(Atualizado em 10/2/2026)
Nesta terça-feira, 10, tem início em Vitória (ES) o I Seminário Nacional de Pesquisa sobre a Contrarreforma do Ensino Médio na Rede Federal de Educação Profissional e Tecnológica. O evento é apoiado pela ANPEd e outras organizações. Diversas pessoas integrantes do GT 09 – Trabalho e Educação participam do evento, entre elas a coordenadora do GT, Marise Ramos, responsável pela conferência de abertura.
A mesa de abertura, com participação de Dante Moura (IFRN) e vice-diretor Nordeste da ANPEd, e Domingos Lima Filho (UTFPR), tem como tema “A pesquisa sobre/da/na Rede Federal de EPT”. A mediação é de Pollyana dos Santos (IFES).
Assista à transmissão:
O seminário termina na quinta-feira, 12, com atividades no campus de Goiabeiras da UFES e na Cidade da Inovação do Instituto Federal de Educação, Ciência e Tecnologia do Espírito Santo (Ifes), localizada nos antigos Galpões do IBC, em Jardim da Penha (veja programação aqui).
O objetivo é reunir pesquisadores de diversas instituições federais de ensino para fazer um balanço das pesquisas sobre a reforma do ensino médio, assim como os impactos das mudanças na rede federal de educação profissional e tecnológica. No último dia, o tema será o futuro da rede federal, tendo em vista o novo Plano Nacional de Educação (PNE).
A Reforma do Ensino Médio
A reforma do ensino médio começou com uma Medida Provisória publicada em 2016 que deu origem à Lei nº 13.415, de 2017. “Essa lei foi fortemente criticada pelos pesquisadores, estudantes e docentes do ensino médio e da rede federal, o que pressionou o atual governo a rever a configuração do currículo. Assim, no Congresso Nacional, em 2024, foi aprovada a Lei nº 14.945”, conta o professor do PPGE/UFES Marcelo Lima, um dos coordenadores do evento.
Ele destaca, no entanto, que, mesmo com as mudanças mais recentes, o modelo ficou aquém do ensino médio integrado, que era a identidade dos institutos federais, “com alta densidade científica e bastante carga horária tecnológica”. Lima afirma que “a restrição curricular continuou, e isso se articula com a intenção de caráter neoliberal de restringir o modelo [integrado], que é considerado caro”. Houve uma modificação estrutural, com restrição dos tempos das disciplinas e dos conteúdos de maneira geral. Os cursos de quatro anos foram compactados para duração de três anos. “Na implementação da reforma, há um empobrecimento curricular”, avalia o professor.
Impactos
Apesar de a reforma do ensino médio ter sido de caráter curricular, o professor diz que ela trouxe impactos no trabalho docente e se relaciona ao processo de restrição orçamentária que a rede federal de educação profissional e tecnológica e as redes estaduais vêm sofrendo ao longo dos anos.

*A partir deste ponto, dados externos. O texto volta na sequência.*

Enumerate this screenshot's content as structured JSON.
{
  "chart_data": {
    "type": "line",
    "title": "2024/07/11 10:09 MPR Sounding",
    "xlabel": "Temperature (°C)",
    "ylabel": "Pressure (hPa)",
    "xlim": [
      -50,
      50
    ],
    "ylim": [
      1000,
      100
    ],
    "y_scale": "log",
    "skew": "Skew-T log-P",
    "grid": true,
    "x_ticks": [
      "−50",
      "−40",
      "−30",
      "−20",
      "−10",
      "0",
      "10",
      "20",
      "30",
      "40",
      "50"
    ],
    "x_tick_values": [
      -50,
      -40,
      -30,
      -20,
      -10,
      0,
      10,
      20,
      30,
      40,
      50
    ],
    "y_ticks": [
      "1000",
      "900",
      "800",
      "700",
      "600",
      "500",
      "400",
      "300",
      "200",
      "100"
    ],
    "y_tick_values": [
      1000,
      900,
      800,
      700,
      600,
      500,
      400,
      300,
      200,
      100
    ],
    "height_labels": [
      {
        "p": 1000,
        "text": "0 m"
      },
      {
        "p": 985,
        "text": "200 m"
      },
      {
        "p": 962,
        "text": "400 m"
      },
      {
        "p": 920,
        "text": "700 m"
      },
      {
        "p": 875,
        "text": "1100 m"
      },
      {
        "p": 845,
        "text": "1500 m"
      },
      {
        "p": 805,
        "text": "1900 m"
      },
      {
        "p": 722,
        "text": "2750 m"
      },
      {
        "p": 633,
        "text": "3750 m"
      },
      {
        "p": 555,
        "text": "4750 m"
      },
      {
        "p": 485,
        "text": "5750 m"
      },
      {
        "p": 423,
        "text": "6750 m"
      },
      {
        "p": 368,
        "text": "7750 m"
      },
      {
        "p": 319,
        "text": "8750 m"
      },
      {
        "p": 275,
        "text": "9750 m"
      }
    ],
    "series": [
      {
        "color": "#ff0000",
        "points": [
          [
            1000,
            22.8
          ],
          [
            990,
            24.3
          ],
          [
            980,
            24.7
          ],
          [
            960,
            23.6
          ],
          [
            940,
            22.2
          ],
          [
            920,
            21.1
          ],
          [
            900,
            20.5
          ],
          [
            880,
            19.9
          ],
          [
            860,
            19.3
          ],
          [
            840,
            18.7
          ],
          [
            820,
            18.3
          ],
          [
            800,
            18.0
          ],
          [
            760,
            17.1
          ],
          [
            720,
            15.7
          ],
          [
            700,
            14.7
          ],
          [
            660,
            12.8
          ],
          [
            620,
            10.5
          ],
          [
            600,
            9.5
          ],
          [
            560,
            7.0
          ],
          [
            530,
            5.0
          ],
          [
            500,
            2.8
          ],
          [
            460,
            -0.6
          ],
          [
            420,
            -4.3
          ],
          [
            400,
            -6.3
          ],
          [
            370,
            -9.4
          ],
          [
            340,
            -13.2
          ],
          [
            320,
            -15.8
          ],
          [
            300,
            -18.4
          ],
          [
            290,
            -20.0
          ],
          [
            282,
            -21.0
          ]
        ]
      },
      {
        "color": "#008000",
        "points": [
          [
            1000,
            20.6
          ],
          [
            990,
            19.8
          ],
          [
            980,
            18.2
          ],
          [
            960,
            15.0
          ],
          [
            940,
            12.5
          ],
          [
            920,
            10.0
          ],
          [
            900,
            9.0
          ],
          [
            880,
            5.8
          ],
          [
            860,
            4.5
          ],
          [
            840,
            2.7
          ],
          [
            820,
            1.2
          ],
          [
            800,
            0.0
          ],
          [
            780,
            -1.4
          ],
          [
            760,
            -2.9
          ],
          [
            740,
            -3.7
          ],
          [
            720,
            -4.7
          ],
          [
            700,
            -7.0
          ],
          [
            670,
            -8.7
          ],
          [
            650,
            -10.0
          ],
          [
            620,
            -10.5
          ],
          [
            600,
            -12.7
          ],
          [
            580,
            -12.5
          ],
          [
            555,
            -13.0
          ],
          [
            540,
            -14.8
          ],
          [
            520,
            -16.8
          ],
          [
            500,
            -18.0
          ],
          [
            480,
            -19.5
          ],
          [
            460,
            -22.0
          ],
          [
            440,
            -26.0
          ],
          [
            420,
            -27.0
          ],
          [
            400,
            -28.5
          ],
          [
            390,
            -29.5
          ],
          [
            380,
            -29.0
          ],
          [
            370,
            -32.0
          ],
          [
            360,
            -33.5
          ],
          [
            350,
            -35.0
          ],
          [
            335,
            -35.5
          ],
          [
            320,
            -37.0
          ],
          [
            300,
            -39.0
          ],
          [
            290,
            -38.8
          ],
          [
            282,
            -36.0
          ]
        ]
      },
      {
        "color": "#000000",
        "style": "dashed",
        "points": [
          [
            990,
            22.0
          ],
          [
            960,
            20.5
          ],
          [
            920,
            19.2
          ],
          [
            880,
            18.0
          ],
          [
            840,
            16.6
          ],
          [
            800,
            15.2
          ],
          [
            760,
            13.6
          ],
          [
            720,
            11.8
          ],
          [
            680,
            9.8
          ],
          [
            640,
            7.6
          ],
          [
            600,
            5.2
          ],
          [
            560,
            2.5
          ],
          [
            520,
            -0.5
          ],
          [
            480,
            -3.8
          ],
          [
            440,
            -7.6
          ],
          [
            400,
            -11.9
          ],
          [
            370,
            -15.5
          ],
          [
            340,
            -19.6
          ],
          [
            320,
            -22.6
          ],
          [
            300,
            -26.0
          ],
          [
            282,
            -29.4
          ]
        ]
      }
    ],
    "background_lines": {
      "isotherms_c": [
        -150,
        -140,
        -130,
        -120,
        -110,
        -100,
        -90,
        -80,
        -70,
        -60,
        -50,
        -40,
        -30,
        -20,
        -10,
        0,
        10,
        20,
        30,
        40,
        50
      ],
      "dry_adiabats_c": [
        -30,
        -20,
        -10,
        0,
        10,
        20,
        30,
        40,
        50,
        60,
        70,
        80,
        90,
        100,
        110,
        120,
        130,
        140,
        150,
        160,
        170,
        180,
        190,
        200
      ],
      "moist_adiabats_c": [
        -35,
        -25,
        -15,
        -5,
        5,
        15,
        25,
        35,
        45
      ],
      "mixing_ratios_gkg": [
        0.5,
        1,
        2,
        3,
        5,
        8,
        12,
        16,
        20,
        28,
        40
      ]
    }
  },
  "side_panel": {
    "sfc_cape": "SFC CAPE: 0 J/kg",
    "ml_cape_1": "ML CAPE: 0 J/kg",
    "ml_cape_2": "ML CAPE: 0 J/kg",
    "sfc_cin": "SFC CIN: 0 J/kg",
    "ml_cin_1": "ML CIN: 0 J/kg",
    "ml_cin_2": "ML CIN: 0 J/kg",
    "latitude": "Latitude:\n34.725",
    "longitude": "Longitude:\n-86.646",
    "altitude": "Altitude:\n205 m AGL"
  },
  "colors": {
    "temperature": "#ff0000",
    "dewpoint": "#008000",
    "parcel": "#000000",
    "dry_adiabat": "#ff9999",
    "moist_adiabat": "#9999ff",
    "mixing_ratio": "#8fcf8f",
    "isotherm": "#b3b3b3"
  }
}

No evento nacional em Vitória serão mostradas pesquisas feitas em todo o Brasil, que vêm constatando que essa reforma compromete o principal modelo de ensino médio da rede federal.
Além da UfES e do IFES, promovem o seminário a Universidade de Campinas (Unicamp) e os institutos federais Catarinense (IFC), Sul-rio-grandense (IFSul) e do Paraná (IFPR).
Além da ANPEd, apoiam o evento o Sindicato Nacional dos Docentes das Instituições de Ensino Superior (Andes) e do Sindicato Nacional dos Servidores Federais da Educação Básica, Profissional e Tecnológica (Sinasefe), além de financiamento da Fundação de Amparo à Pesquisa e Inovação do Espírito Santo (Fapes) e do Conselho Nacional de Desenvolvimento Científico e Tecnológico (CNPq).